In Kenya, a money market fund (MMF) is a CMA-regulated collective investment scheme. A money market account or deposit account (MMDA) is a CBK-regulated bank product. MMFs generally offer significantly higher yields (9β13% vs 3β7%), slightly less instantaneous liquidity (1β5 days vs instant), and are not covered by bank deposit insurance. For most retail investors seeking a balance of return and accessibility, a CMA-regulated MMF is the better option.
Yes. Several Kenyan fund managers offer USD-denominated money market funds, with the leading fund (Nabo Africa USD) paying 7.14% gross EAR as of June 2026. USD funds are appropriate for investors with dollar income or those seeking currency diversification. They carry the same 15% WHT on interest and are regulated by the CMA. USD fund yields are lower than KES funds, reflecting the global interest rate environment.
The best money market funds in Kenya in 2026 are not simply the ones paying the highest rate this week.

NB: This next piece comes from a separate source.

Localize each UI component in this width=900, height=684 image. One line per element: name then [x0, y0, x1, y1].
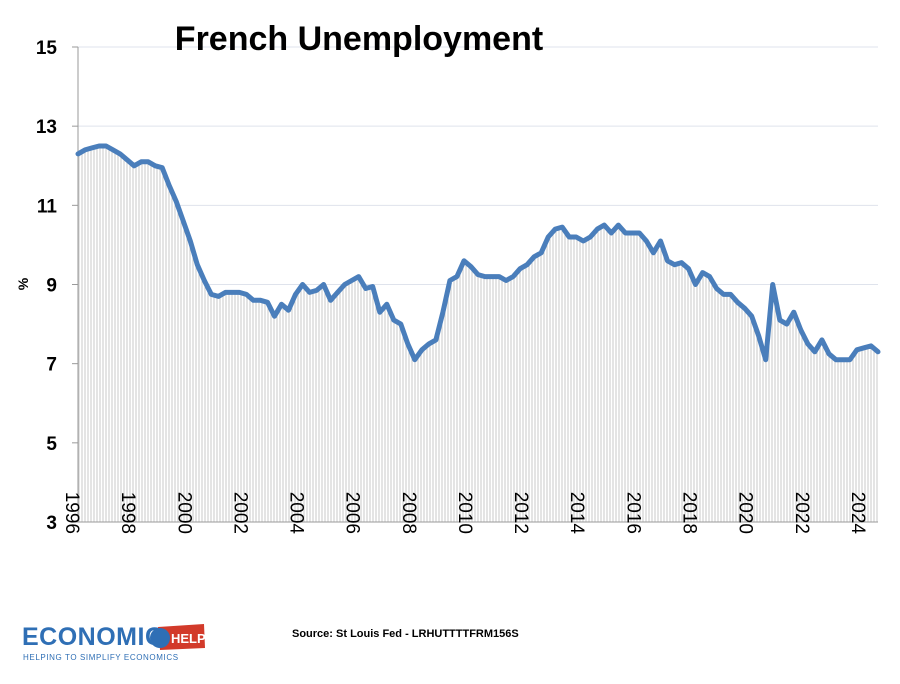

The best fund for you is the one that consistently beats inflation (above 6.7% gross), operates within a large, stable, CMA-regulated framework, charges reasonable fees, delivers reliable liquidity when you need it, and is easy to use via M-Pesa so you can keep contributing every month without friction.

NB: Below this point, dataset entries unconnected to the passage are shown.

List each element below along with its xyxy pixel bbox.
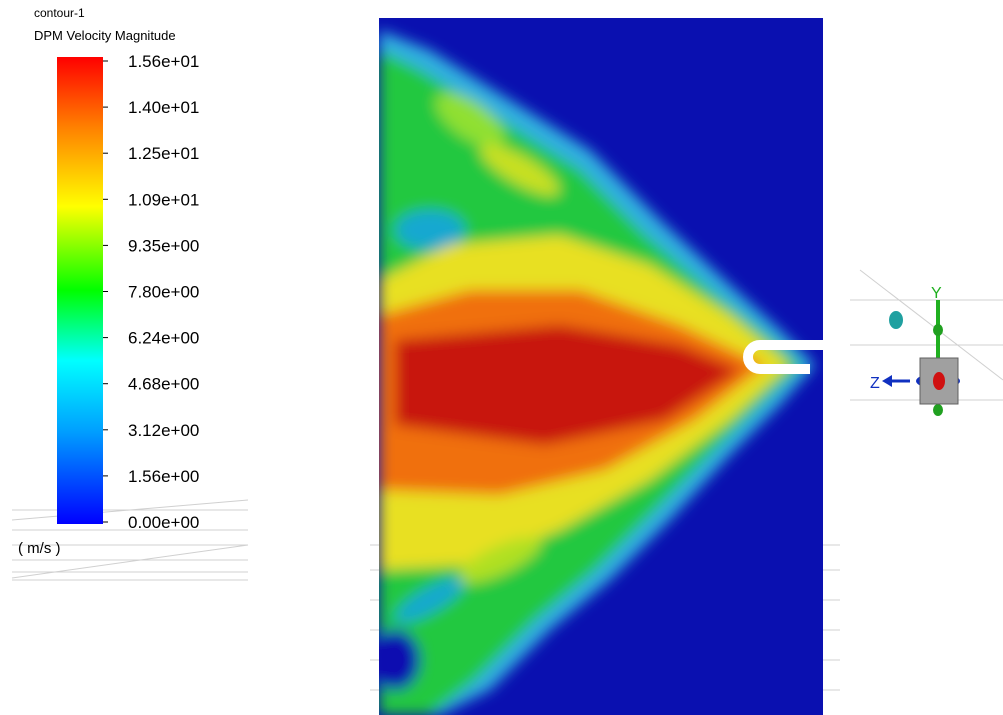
colorbar-label: 1.56e+00 xyxy=(128,467,199,486)
colorbar-label: 1.09e+01 xyxy=(128,190,199,209)
colorbar-label: 1.25e+01 xyxy=(128,144,199,163)
colorbar xyxy=(57,57,103,524)
colorbar-label: 4.68e+00 xyxy=(128,375,199,394)
units-label: ( m/s ) xyxy=(18,540,61,557)
colorbar-label: 0.00e+00 xyxy=(128,513,199,532)
y-axis-label: Y xyxy=(931,285,942,302)
colorbar-label: 7.80e+00 xyxy=(128,283,199,302)
contour-plot xyxy=(379,18,823,715)
colorbar-label: 1.40e+01 xyxy=(128,98,199,117)
legend-subtitle: DPM Velocity Magnitude xyxy=(34,28,176,43)
axis-triad: Y Z xyxy=(870,285,960,416)
colorbar-label: 9.35e+00 xyxy=(128,236,199,255)
colorbar-label: 6.24e+00 xyxy=(128,329,199,348)
z-axis-label: Z xyxy=(870,375,880,392)
colorbar-label: 1.56e+01 xyxy=(128,52,199,71)
colorbar-label: 3.12e+00 xyxy=(128,421,199,440)
legend-title: contour-1 xyxy=(34,6,85,20)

For most Kenyan retail investors, that points toward the mid-to-large tier of the market: Sanlam, CIC, Britam, NCBA, and Old Mutual for stability and size; Cytonn, Nabo Africa, Etica, and Arvocap for investors willing to accept smaller fund size in exchange for meaningfully higher yields.

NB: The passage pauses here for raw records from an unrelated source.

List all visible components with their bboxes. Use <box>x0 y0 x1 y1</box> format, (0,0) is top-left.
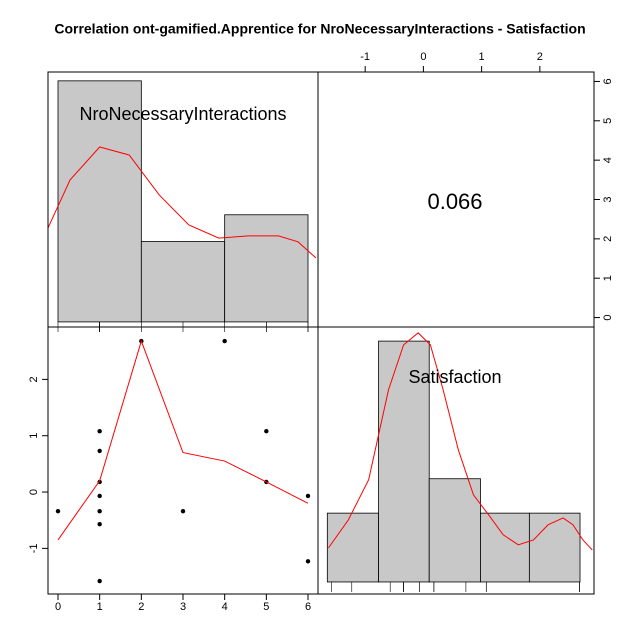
right-tick-label: 1 <box>602 275 614 281</box>
scatter-point <box>55 508 61 514</box>
density-curve <box>328 332 593 551</box>
scatter-point <box>264 429 269 434</box>
top-tick-label: 2 <box>537 51 543 63</box>
x-tick-label: 2 <box>138 601 144 613</box>
scatter-point <box>97 448 102 454</box>
x-tick-label: 5 <box>263 601 269 613</box>
x-tick-label: 1 <box>97 601 103 613</box>
right-tick-label: 5 <box>602 118 614 124</box>
scatter-point <box>97 578 102 584</box>
histogram-bar <box>528 512 581 583</box>
right-tick-label: 0 <box>602 314 614 320</box>
scatter-point <box>180 508 186 514</box>
x-tick-label: 6 <box>305 601 311 613</box>
scatter-point <box>97 521 102 527</box>
scatter-point <box>305 493 311 499</box>
top-tick-label: 1 <box>479 51 485 63</box>
histogram-bar <box>140 241 226 323</box>
scatter-point <box>97 429 102 434</box>
top-tick-label: -1 <box>360 51 370 63</box>
variable-label: NroNecessaryInteractions <box>79 104 286 124</box>
x-tick-label: 4 <box>222 601 228 613</box>
right-tick-label: 3 <box>602 196 614 202</box>
scatter-point <box>222 338 227 344</box>
scatter-point <box>97 508 102 514</box>
right-tick-label: 6 <box>602 78 614 84</box>
top-tick-label: 0 <box>420 51 426 63</box>
histogram-bar <box>480 512 530 583</box>
scatter-point <box>305 559 311 564</box>
chart-title: Correlation ont-gamified.Apprentice for … <box>54 21 585 37</box>
variable-label: Satisfaction <box>408 367 501 387</box>
y-tick-label: -1 <box>28 543 40 553</box>
scatter-point <box>97 493 102 499</box>
correlation-label: 0.066 <box>427 189 482 214</box>
histogram-bar <box>378 340 430 583</box>
histogram-bar <box>224 214 309 323</box>
right-tick-label: 4 <box>602 157 614 163</box>
panel-frame <box>317 326 595 595</box>
density-curve <box>48 146 317 259</box>
histogram-bar <box>57 80 142 323</box>
y-tick-label: 2 <box>28 376 40 382</box>
x-tick-label: 3 <box>180 601 186 613</box>
y-tick-label: 0 <box>28 489 40 495</box>
x-tick-label: 0 <box>55 601 61 613</box>
y-tick-label: 1 <box>28 433 40 439</box>
smooth-line <box>57 339 309 541</box>
histogram-bar <box>428 478 481 583</box>
right-tick-label: 2 <box>602 236 614 242</box>
histogram-bar <box>326 512 379 583</box>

What to avoid is equally clear: funds paying below Kenya's 6.7% inflation rate β currently Equity, Stanbic, Ziidi, and AA Kenya Shillings β regardless of how convenient the app or how trusted the parent brand.
Start today. Start with what you have. Pick a fund that beats inflation. Contribute monthly. Protect the income that makes those contributions possible. Let compound interest do the rest.
Question 1: Q: What is the best money market fund in Kenya in 2026? A: As of 19 June 2026, Nabo Africa leads the 32-fund industry table at 13.2% gross effective annual yield. For investors prioritising size and stability over peak yield, SanlamAllianz β Kenya's largest MMF at KES 127 billion AUM β is the most widely recommended default, paying 9.2% gross (approximately 7.8% net after 15% withholding tax).
Question 2: Q: How do I invest in a money market fund in Kenya via M-Pesa? A: Step 1: Choose a CMA-regulated fund using the industry rate table. Step 2: Gather your National ID number and KRA PIN. Step 3: Register online at the fund manager's website or app. Step 4: Fund your account by sending money to the fund's M-Pesa paybill number. Step 5: Interest begins accruing from the day of deposit. Redemptions are processed within 1β5 business days depending on the fund.
Question 3: Q: What is the money market fund interest rate in Kenya right now? A: As of the week of 19 June 2026, the Kenyan money market fund industry average is 9.1% gross effective annual yield. The highest rate is 13.2% gross (Nabo Africa) and the lowest is 5.1% gross (Equity MMF). All rates are subject to 15% withholding tax β multiply the gross rate by 0.85 to get your actual net return.
Question 4: Q: Are money market funds safe in Kenya? A: Yes, with appropriate qualification. All CMA-regulated Kenyan money market funds are very low risk β they invest primarily in Treasury Bills, regulated bank deposits, and high-grade commercial paper. Your principal is not capital-guaranteed (they are not bank deposits), but principal loss is an extremely remote risk for a compliant, well-run fund. The primary risk is yield fluctuation, not capital loss. Verify any fund's CMA licence at cma.or.ke before investing.